One coat only took about an hour, and we did the back and fronts of the cabinet door, and the fronts of the drawers (so we left the interior of the cabinets and the drawers wood, which we did in our last office as well).

Before painting it, we decided it was probably smart to bring it into the house so we didn’t risk dinging up our paint job by moving it afterwards. We used the same dolly that came in handy for getting the fridge on the back porch a few weeks ago but this time John and I got ‘er done. The dolly did all the heavy lifting, so John pulled and I just sort of steered it, opened various doors, and made sure we weren’t hitting anything or falling off the front pathway while we pulled it along.

Once inside, we set up the same drop cloth + four scrap pieces of wood system to slightly lift the desk off the floor and used the same Simply White Advance paint that we used for the upper cabinets in the kitchen (it’s self leveling and specifically made for painting cabinetry or furniture). Once again we applied it with a small foam roller – using a small angled brush to get into some of the areas a roller wouldn’t reach, and then rolling over them as much as we could to blend everything together.

John did the first coat, and tagged me to do the second one the next day. If you can imagine, I looked even less graceful doing this part. Thankfully there is zero photographic evidence.

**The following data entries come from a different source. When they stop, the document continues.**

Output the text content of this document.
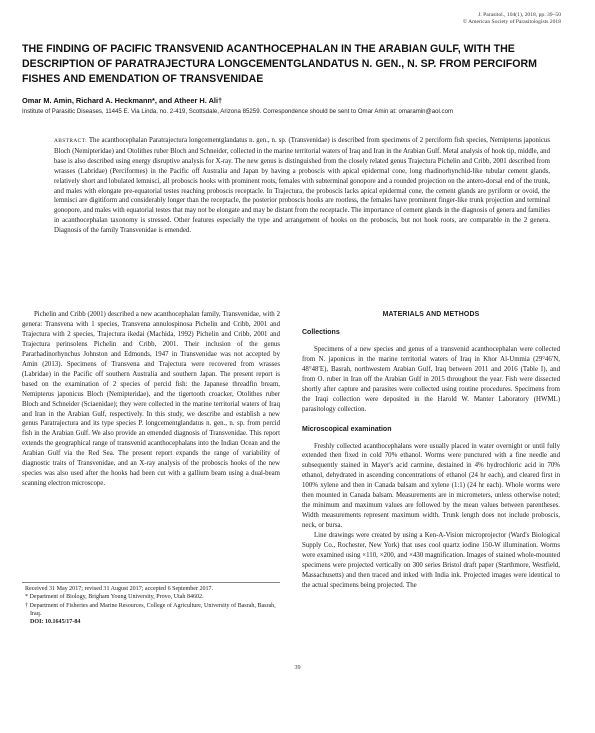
J. Parasitol., 104(1), 2018, pp. 39–50
© American Society of Parasitologists 2018
THE FINDING OF PACIFIC TRANSVENID ACANTHOCEPHALAN IN THE ARABIAN GULF, WITH THE DESCRIPTION OF PARATRAJECTURA LONGCEMENTGLANDATUS N. GEN., N. SP. FROM PERCIFORM FISHES AND EMENDATION OF TRANSVENIDAE
Omar M. Amin, Richard A. Heckmann*, and Atheer H. Ali†
Institute of Parasitic Diseases, 11445 E. Via Linda, no. 2-419, Scottsdale, Arizona 85259. Correspondence should be sent to Omar Amin at: omaramin@aol.com
ABSTRACT: The acanthocephalan Paratrajectura longcementglandatus n. gen., n. sp. (Transvenidae) is described from specimens of 2 perciform fish species, Nemipterus japonicus Bloch (Nemipteridae) and Otolithes ruber Bloch and Schneider, collected in the marine territorial waters of Iraq and Iran in the Arabian Gulf. Metal analysis of hook tip, middle, and base is also described using energy disruptive analysis for X-ray. The new genus is distinguished from the closely related genus Trajectura Pichelin and Cribb, 2001 described from wrasses (Labridae) (Perciformes) in the Pacific off Australia and Japan by having a proboscis with apical epidermal cone, long rhadinorhynchid-like tubular cement glands, relatively short and lobulated lemnisci, all proboscis hooks with prominent roots, females with subterminal gonopore and a rounded projection on the antero-dorsal end of the trunk, and males with elongate pre-equatorial testes reaching proboscis receptacle. In Trajectura, the proboscis lacks apical epidermal cone, the cement glands are pyriform or ovoid, the lemnisci are digitiform and considerably longer than the receptacle, the posterior proboscis hooks are rootless, the females have prominent finger-like trunk projection and terminal gonopore, and males with equatorial testes that may not be elongate and may be distant from the receptacle. The importance of cement glands in the diagnosis of genera and families in acanthocephalan taxonomy is stressed. Other features especially the type and arrangement of hooks on the proboscis, but not hook roots, are comparable in the 2 genera. Diagnosis of the family Transvenidae is emended.

Pichelin and Cribb (2001) described a new acanthocephalan family, Transvenidae, with 2 genera: Transvena with 1 species, Transvena annulospinosa Pichelin and Cribb, 2001 and Trajectura with 2 species, Trajectura ikedai (Machida, 1992) Pichelin and Cribb, 2001 and Trajectura perinsolens Pichelin and Cribb, 2001. Their inclusion of the genus Pararhadinorhynchus Johnston and Edmonds, 1947 in Transvenidae was not accepted by Amin (2013). Specimens of Transvena and Trajectura were recovered from wrasses (Labridae) in the Pacific off southern Australia and southern Japan. The present report is based on the examination of 2 species of percid fish: the Japanese threadfin bream, Nemipterus japonicus Bloch (Nemipteridae), and the tigertooth croacker, Otolithes ruber Bloch and Schneider (Sciaenidae); they were collected in the marine territorial waters of Iraq and Iran in the Arabian Gulf, respectively. In this study, we describe and establish a new genus Paratrajectura and its type species P. longcementglandatus n. gen., n. sp. from percid fish in the Arabian Gulf. We also provide an emended diagnosis of Transvenidae. This report extends the geographical range of transvenid acanthocephalans into the Indian Ocean and the Arabian Gulf via the Red Sea. The present report expands the range of variability of diagnostic traits of Transvenidae, and an X-ray analysis of the proboscis hooks of the new species was also used after the hooks had been cut with a gallium beam using a dual-beam scanning electron microscope.

Received 31 May 2017; revised 31 August 2017; accepted 6 September 2017.

* Department of Biology, Brigham Young University, Provo, Utah 84602.

† Department of Fisheries and Marine Resources, College of Agriculture, University of Basrah, Basrah, Iraq.

DOI: 10.1645/17-84
MATERIALS AND METHODS
Collections

Specimens of a new species and genus of a transvenid acanthocephalan were collected from N. japonicus in the marine territorial waters of Iraq in Khor Al-Ummia (29°46′N, 48°48′E), Basrah, northwestern Arabian Gulf, Iraq between 2011 and 2016 (Table I), and from O. ruber in Iran off the Arabian Gulf in 2015 throughout the year. Fish were dissected shortly after capture and parasites were collected using routine procedures. Specimens from the Iraqi collection were deposited in the Harold W. Manter Laboratory (HWML) parasitology collection.

Microscopical examination

Freshly collected acanthocephalans were usually placed in water overnight or until fully extended then fixed in cold 70% ethanol. Worms were punctured with a fine needle and subsequently stained in Mayer's acid carmine, destained in 4% hydrochloric acid in 70% ethanol, dehydrated in ascending concentrations of ethanol (24 hr each), and cleared first in 100% xylene and then in Canada balsam and xylene (1:1) (24 hr each). Whole worms were then mounted in Canada balsam. Measurements are in micrometers, unless otherwise noted; the minimum and maximum values are followed by the mean values between parentheses. Width measurements represent maximum width. Trunk length does not include proboscis, neck, or bursa.

Line drawings were created by using a Ken-A-Vision microprojector (Ward's Biological Supply Co., Rochester, New York) that uses cool quartz iodine 150-W illumination. Worms were examined using ×110, ×200, and ×430 magnification. Images of stained whole-mounted specimens were projected vertically on 300 series Bristol draft paper (Starthmore, Westfield, Massachusetts) and then traced and inked with India ink. Projected images were identical to the actual specimens being projected. The

39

It just took those two coats to get it covered, and the following day I applied some satin Safecoat Acrylacq to the desktop just to seal everything and give it added protection – once again with a small foam roller (I did two thin coats).

We also decided to have some fun with the legs and the handles by painting the wood parts the same Simply White color as the desk itself, but once that dried we taped off the freshly painted parts (or disassembled the handles) so the old silver metal could get a subtle metallic-champagne color (I used Champagne Mist by Rustoleum).

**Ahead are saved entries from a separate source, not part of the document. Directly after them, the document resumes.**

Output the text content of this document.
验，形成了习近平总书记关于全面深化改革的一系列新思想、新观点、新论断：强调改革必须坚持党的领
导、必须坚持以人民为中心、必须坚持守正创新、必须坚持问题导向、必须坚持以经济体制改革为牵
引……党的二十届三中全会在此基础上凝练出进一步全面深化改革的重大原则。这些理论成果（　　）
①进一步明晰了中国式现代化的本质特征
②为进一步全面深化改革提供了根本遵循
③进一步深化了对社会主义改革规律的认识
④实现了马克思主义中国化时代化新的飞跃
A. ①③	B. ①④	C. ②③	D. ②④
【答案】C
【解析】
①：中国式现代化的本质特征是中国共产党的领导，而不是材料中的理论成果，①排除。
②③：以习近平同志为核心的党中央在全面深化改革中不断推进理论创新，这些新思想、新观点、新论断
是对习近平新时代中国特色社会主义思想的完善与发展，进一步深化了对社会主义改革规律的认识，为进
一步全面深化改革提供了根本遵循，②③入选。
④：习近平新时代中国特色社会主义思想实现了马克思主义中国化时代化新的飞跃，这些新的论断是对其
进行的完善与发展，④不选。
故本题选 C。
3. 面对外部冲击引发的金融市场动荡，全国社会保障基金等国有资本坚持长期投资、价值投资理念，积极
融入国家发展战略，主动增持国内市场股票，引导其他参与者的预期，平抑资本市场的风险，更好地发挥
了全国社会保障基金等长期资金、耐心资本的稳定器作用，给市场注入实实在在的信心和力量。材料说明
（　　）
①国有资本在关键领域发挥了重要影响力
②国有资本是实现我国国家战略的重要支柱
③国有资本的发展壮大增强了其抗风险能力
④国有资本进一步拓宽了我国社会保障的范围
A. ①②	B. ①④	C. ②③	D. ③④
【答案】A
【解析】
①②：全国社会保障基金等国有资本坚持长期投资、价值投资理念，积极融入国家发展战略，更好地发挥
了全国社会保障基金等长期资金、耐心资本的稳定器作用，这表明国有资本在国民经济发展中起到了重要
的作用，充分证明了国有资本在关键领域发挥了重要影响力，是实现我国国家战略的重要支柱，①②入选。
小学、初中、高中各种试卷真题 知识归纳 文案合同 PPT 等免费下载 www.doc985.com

It definitely has that light/airy office vibe going on now.

You can catch a glimpse of the legs in this photo.

Overall, we’re really happy with how it came out. Especially since it was a free secondhand find, which means we can put more money towards other things we want to do in here – like window treatments, an awesome overhead light, storage systems, nice new office chairs, etc.

So here’s how the room is looking now:

With more of a handle on our layout, we’re excited to move on to other steps, like painting the office (so far we’ve only done the trim) and working out how we’re going to make a wall of organization (we’re planning to use the wall behind this shot, since it’s hidden from the foyer (that way the room won’t look messy even if our command center gets chaotic).

As for adapting the desk to work for two people, we think it’ll be a pretty simple cut-a-hole-in-the-back-and-trim-it-out process, and we might add a wider top down the line (wouldn’t soapstone be cool?). But we didn’t want to rush into that just in case over the next few weeks as this room comes together we change our mind and want a single desk for some reason (with another desk area somewhere else). So we’re resisting the urge to rush into any decisions that we can’t undo, like cutting this baby open.

Update: Apparently using laptops for scale would have been helpful to show how two people can easily fit at this desk (it’s 34″ wide and would be 38″ if we added some sort of counter with a 2″ overhang) so here’s that pic for you guys! Our first house’s double desk was 18″ deep, and we each had ample rooms for legs and computers, so we think this plan should work well – but of course we’ll keep you posted…

What secondhand finds have you guys been hunting down lately? Have you ever actually gotten in on a curb alert before someone beat you to it? This was our very first time. Gotta say, I liked it. I liked it a lot.